Sous l’impulsion artistique de Andrea Ponsini, cette 69e édition déploie une sélection exigeante de quarante artistes couvrant une large gamme de médiums (peinture, installation, vidéo, photographie, sculpture, dessin et pratiques hybrides). La scénographie, réalisée par Victoria Frénak, ouverte et fluide, laisse les œuvres interagir entre elles, et avec le public. Un public varié, qui se compose de professionnels – institutionnels, galeristes et centres d’art – de collectionneurs, d’amateurs d’art ou de néophytes de tous les âges.
Les deux mille et quelques dossiers de candidature ont, dans un premier temps, été réduits à 250 par le directeur artistique Andrea Ponsini, qui a fait office de premier tamis avec son équipe. Puis, c’est le comité curatorial, composé de huit personnalités de l’art, qui a réalisé un second filtre, pour arriver à 40 dossiers sélectionnés. À la clé, mille euros, mais surtout, le soutien précieux des huit commissaires : résidences, rencontres, discussions, visites d’ateliers et publications d’articles.
Cette année, le Salon de Montrouge poursuit sa dynamique d’ouverture sur la ville, déjà initiée lors des éditions précédentes, et la ville de Montrouge est mise à l’honneur. Les œuvres y investissent les rues et des lieux de culture tel que l’Espace Colucci, la Médiathèque ou le Conservatoire. Une démarche pédagogique qui vise à rendre l’art contemporain accessible au plus grand nombre. Dans ce cadre, le Salon accueille près de 2 300 enfants et étudiants, bénéficiant d’un dispositif de médiation renforcé. Une action qui va dans le sens d’une plus large démocratisation de l’art contemporain.

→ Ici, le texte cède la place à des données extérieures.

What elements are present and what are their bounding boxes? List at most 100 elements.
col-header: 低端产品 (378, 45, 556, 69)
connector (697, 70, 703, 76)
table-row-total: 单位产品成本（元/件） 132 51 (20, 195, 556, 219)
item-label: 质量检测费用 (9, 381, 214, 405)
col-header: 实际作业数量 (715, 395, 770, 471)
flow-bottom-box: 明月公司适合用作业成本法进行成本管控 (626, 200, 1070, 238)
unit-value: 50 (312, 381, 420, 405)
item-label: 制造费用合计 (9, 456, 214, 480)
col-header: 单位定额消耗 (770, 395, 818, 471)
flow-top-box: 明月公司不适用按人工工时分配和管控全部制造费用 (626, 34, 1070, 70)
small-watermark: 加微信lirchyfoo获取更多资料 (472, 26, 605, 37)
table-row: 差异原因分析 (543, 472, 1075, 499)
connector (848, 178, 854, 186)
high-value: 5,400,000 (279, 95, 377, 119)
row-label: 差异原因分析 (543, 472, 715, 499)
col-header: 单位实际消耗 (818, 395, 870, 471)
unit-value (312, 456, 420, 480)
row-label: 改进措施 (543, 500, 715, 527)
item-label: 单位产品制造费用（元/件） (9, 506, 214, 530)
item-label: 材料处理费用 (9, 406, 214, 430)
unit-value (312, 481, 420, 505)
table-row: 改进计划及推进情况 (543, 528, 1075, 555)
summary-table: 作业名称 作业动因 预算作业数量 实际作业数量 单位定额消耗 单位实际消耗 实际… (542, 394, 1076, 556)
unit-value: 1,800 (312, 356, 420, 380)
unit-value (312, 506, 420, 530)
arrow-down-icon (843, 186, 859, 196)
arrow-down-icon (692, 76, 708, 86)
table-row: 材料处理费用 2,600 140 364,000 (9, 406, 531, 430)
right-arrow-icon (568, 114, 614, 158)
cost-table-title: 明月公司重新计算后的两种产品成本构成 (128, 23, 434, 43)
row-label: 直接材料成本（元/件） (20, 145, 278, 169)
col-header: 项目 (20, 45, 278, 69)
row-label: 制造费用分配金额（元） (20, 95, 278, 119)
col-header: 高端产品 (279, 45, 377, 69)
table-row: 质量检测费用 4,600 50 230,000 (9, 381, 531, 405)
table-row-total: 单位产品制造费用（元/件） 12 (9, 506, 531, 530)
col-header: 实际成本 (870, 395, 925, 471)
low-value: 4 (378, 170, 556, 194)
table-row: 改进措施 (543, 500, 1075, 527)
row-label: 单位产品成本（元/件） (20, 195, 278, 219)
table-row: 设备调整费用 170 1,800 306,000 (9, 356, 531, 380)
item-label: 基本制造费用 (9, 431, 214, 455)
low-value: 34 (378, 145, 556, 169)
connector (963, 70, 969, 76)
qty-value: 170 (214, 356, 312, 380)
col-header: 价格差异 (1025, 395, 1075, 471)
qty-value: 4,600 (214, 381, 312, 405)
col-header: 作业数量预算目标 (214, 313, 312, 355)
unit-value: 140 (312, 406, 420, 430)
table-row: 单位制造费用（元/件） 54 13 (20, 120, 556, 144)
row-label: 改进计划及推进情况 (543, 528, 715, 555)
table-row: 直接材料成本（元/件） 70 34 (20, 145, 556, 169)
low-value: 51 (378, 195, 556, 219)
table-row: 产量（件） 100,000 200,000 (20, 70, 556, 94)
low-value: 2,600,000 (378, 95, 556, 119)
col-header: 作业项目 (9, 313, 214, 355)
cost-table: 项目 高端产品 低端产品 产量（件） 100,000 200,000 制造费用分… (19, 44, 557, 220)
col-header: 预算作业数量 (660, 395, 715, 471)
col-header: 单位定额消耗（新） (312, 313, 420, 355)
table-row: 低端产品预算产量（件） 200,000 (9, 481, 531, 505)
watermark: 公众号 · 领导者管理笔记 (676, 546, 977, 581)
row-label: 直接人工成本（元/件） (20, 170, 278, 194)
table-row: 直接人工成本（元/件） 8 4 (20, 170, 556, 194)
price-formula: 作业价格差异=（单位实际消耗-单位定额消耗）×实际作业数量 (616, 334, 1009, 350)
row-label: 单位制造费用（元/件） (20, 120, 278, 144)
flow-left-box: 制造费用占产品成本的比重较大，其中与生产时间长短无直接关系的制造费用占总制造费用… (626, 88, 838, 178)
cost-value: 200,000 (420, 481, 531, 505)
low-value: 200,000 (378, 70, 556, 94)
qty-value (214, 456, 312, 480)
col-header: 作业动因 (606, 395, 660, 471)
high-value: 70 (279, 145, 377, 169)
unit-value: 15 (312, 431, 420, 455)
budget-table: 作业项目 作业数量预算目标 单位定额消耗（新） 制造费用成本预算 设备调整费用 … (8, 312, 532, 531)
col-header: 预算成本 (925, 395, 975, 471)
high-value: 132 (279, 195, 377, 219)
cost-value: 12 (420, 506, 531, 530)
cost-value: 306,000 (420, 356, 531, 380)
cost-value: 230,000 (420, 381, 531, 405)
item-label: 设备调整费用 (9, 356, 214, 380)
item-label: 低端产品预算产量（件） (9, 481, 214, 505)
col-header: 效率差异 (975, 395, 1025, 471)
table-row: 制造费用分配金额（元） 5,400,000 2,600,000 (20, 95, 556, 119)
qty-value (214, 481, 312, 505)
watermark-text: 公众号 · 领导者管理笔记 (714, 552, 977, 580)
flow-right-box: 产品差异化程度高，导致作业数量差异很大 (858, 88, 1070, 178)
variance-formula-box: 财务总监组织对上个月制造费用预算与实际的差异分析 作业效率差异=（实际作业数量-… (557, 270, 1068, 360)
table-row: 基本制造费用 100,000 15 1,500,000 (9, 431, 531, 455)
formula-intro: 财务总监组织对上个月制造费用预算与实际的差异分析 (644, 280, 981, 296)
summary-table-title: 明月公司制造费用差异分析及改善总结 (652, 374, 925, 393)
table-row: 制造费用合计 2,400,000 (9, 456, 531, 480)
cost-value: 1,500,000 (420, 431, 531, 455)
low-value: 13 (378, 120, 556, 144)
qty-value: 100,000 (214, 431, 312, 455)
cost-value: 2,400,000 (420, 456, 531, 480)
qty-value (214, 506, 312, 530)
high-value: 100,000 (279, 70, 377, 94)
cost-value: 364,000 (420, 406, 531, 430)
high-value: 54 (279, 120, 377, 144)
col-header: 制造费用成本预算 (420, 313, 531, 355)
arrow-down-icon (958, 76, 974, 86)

Pour cette édition, le Salon continue d’enrichir son programme “perspectives”, qui prolonge l’expérience des artistes après l’événement. Un dispositif d’accompagnement qui propose un ensemble d’opportunités professionnelles, appuyé sur un réseau d’organismes partenaires qui s’agrandit encore. L’objectif est de proposer “un accompagnement structuré vers la professionnalisation”. On peut citer quelques exemples d’actions mises en place suite à la 68e édition, comme un accès gracieux à la formation Artagon, une invitation, pour certains artistes, à exposer à l’espace Les Jardiniers, ou à la mise à disposition d’espace de production individuels. Car oui, le Salon n’est pas une fin en soi, il agit comme un accélérateur, une manière de provoquer un déclic, comme ça a pu être le cas pour Clément Cogitore, Anne Le Troter ou Tatiana Wolska, tous révélés par le Salon de Montrouge.